The big Spaniard looked more in control in the second set, serving first, and bringing up his first two break chances in the eighth game. But Kyrgios produced a second-serve ace, and then more superb deliveries to wipe out the 15-40 scoreline and hold.

Kyrgios aced again for 5-5, but Lopez seemed to be really getting his serve-and-volley rhythm. By the time he led 6-5, he had made 15 from 18 at the net, and then worked a set point. His statistics were outstanding, 16 winners for three errors in the set, but he could not grab the one vital point, and a 30th ace from Kyrgios took it to another tie-break.

The first point lasted 29 strokes, an exquisite exchange full of guile and variety—and it went to the younger man. As before, Kyrgios opened a lead, 5-2, and then 6-3. Perhaps appropriately it would take one more ace—his 32nd again—that won the match, 7-6(3).

He actually trailed Lopez by one point in the end, and the Spaniard had fine numbers: 36 winners to just 15 errors. The trouble was, Kyrgios’s ace tally took him to 41 winners, compared with only 18 errors.

It made for formidable reading and viewing, though Kyrgios will now play former champion and top seed Marin Cilic, in the semis.

And the Croat sealed his win over Sam Querrey with a 10th ace after just 78 minutes, 7-6(3), 6-2. He missed a chance to close out the first set on break point, and come the tie-break, it was business as usual, from 3-3, with a sweep of four points.

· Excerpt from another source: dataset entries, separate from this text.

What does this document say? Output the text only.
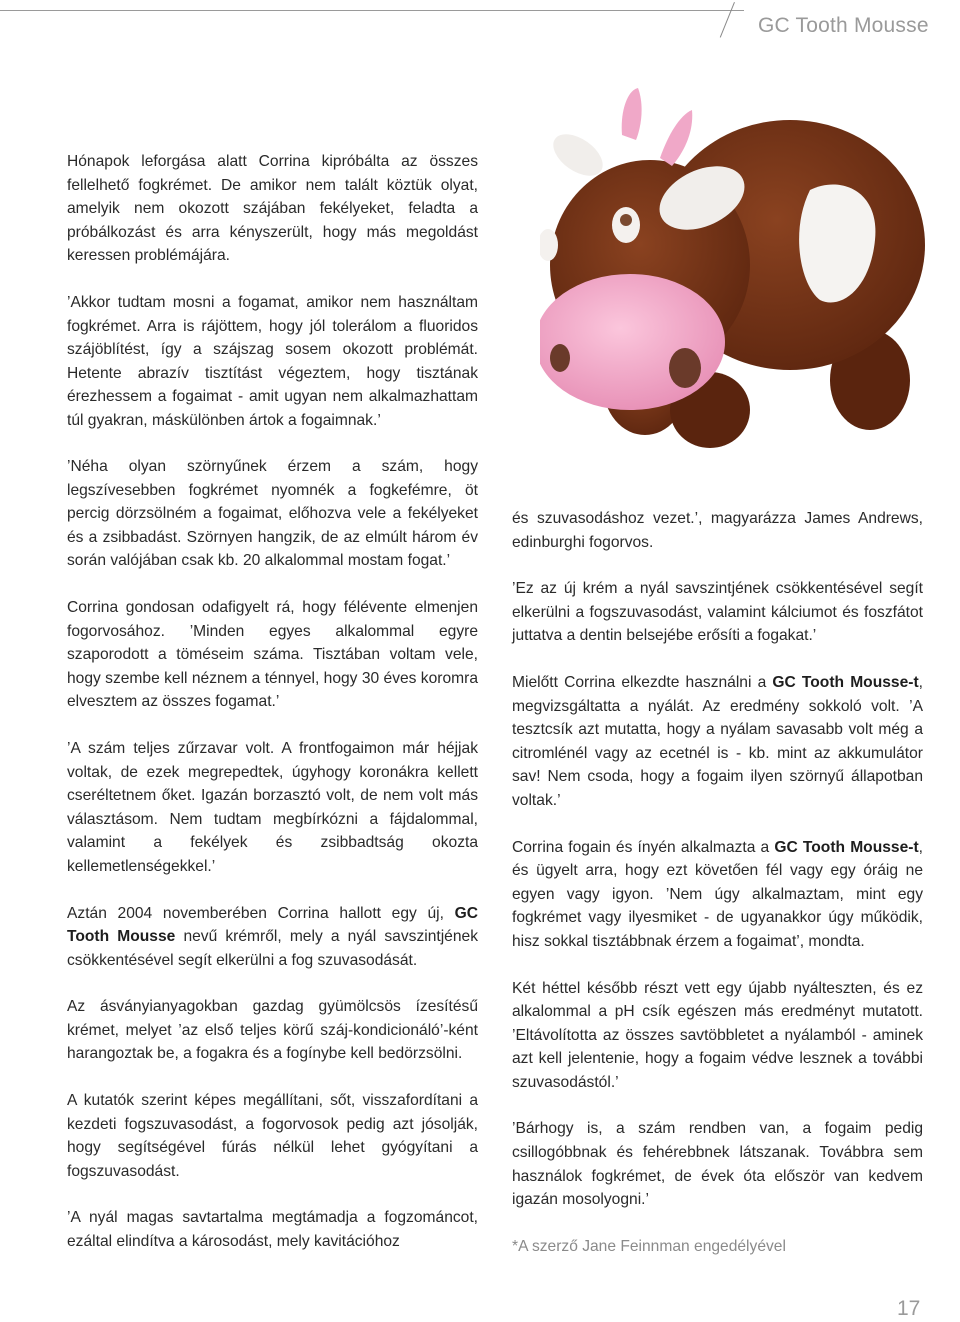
GC Tooth Mousse

Hónapok leforgása alatt Corrina kipróbálta az összes fellelhető fogkrémet. De amikor nem talált köztük olyat, amelyik nem okozott szájában fekélyeket, feladta a próbálkozást és arra kényszerült, hogy más megoldást keressen problémájára.

’Akkor tudtam mosni a fogamat, amikor nem használtam fogkrémet. Arra is rájöttem, hogy jól tolerálom a fluoridos szájöblítést, így a szájszag sosem okozott problémát. Hetente abrazív tisztítást végeztem, hogy tisztának érezhessem a fogaimat - amit ugyan nem alkalmazhattam túl gyakran, máskülönben ártok a fogaimnak.’

’Néha olyan szörnyűnek érzem a szám, hogy legszívesebben fogkrémet nyomnék a fogkefémre, öt percig dörzsölném a fogaimat, előhozva vele a fekélyeket és a zsibbadást. Szörnyen hangzik, de az elmúlt három év során valójában csak kb. 20 alkalommal mostam fogat.’

Corrina gondosan odafigyelt rá, hogy félévente elmenjen fogorvosához. ’Minden egyes alkalommal egyre szaporodott a töméseim száma. Tisztában voltam vele, hogy szembe kell néznem a ténnyel, hogy 30 éves koromra elvesztem az összes fogamat.’

’A szám teljes zűrzavar volt. A frontfogaimon már héjjak voltak, de ezek megrepedtek, úgyhogy koronákra kellett cseréltetnem őket. Igazán borzasztó volt, de nem volt más választásom. Nem tudtam megbírkózni a fájdalommal, valamint a fekélyek és zsibbadtság okozta kellemetlenségekkel.’

Aztán 2004 novemberében Corrina hallott egy új, GC Tooth Mousse nevű krémről, mely a nyál savszintjének csökkentésével segít elkerülni a fog szuvasodását.

Az ásványianyagokban gazdag gyümölcsös ízesítésű krémet, melyet ’az első teljes körű száj-kondicionáló’-ként harangoztak be, a fogakra és a fogínybe kell bedörzsölni.

A kutatók szerint képes megállítani, sőt, visszafordítani a kezdeti fogszuvasodást, a fogorvosok pedig azt jósolják, hogy segítségével fúrás nélkül lehet gyógyítani a fogszuvasodást.

’A nyál magas savtartalma megtámadja a fogzománcot, ezáltal elindítva a károsodást, mely kavitációhoz

és szuvasodáshoz vezet.’, magyarázza James Andrews, edinburghi fogorvos.

’Ez az új krém a nyál savszintjének csökkentésével segít elkerülni a fogszuvasodást, valamint kálciumot és foszfátot juttatva a dentin belsejébe erősíti a fogakat.’

Mielőtt Corrina elkezdte használni a GC Tooth Mousse-t, megvizsgáltatta a nyálát. Az eredmény sokkoló volt. ’A tesztcsík azt mutatta, hogy a nyálam savasabb volt még a citromlénél vagy az ecetnél is - kb. mint az akkumulátor sav! Nem csoda, hogy a fogaim ilyen szörnyű állapotban voltak.’

Corrina fogain és ínyén alkalmazta a GC Tooth Mousse-t, és ügyelt arra, hogy ezt követően fél vagy egy óráig ne egyen vagy igyon. ’Nem úgy alkalmaztam, mint egy fogkrémet vagy ilyesmiket - de ugyanakkor úgy működik, hisz sokkal tisztábbnak érzem a fogaimat’, mondta.

Két héttel később részt vett egy újabb nyálteszten, és ez alkalommal a pH csík egészen más eredményt mutatott. ’Eltávolította az összes savtöbbletet a nyálamból - aminek azt kell jelentenie, hogy a fogaim védve lesznek a további szuvasodástól.’

’Bárhogy is, a szám rendben van, a fogaim pedig csillogóbbnak és fehérebbnek látszanak. Továbbra sem használok fogkrémet, de évek óta először van kedvem igazán mosolyogni.’

*A szerző Jane Feinnman engedélyével

17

He would then win twice as many point in the second set as Querrey, and did not offer a single break point in the match.

These tall men have not met in over two years, and have only played twice altogether, sharing the honours. It is a very tough one to call, for Cilic has been playing perhaps the best tennis of his career over the last 12 months, with two Major finals—including Wimbledon—a first clay Masters semi, and a career-high No3 ranking.

Naturally, then, Kyrgios expected another tough match:

“He does everything really well. He serves well. He’s got an unbelievable backhand. His forehand is quite big. Moves pretty well for a big man. Returns well. I know it’s going to be very tough. I mean, he played Querrey today, and looked really, really good.”

That said, the Aussie star is undoubtedly feeling good on the grass. He put it thus:

“You know, I’m in a good place right now on the grass. I’m serving well. I feel good from the back. I want to just stay focused for this tournament… [But] I definitely feel like my preparation for Wimbledon maybe hasn’t been this good before. I have never won a round here. I have always gone into Wimbledon maybe a little bit underdone match-wise. I have played a lot of matches going into Wimbledon, which is maybe something that can help me going forward.”

He is not wrong. If he stays fit and is this focused, he will worry everyone he faces.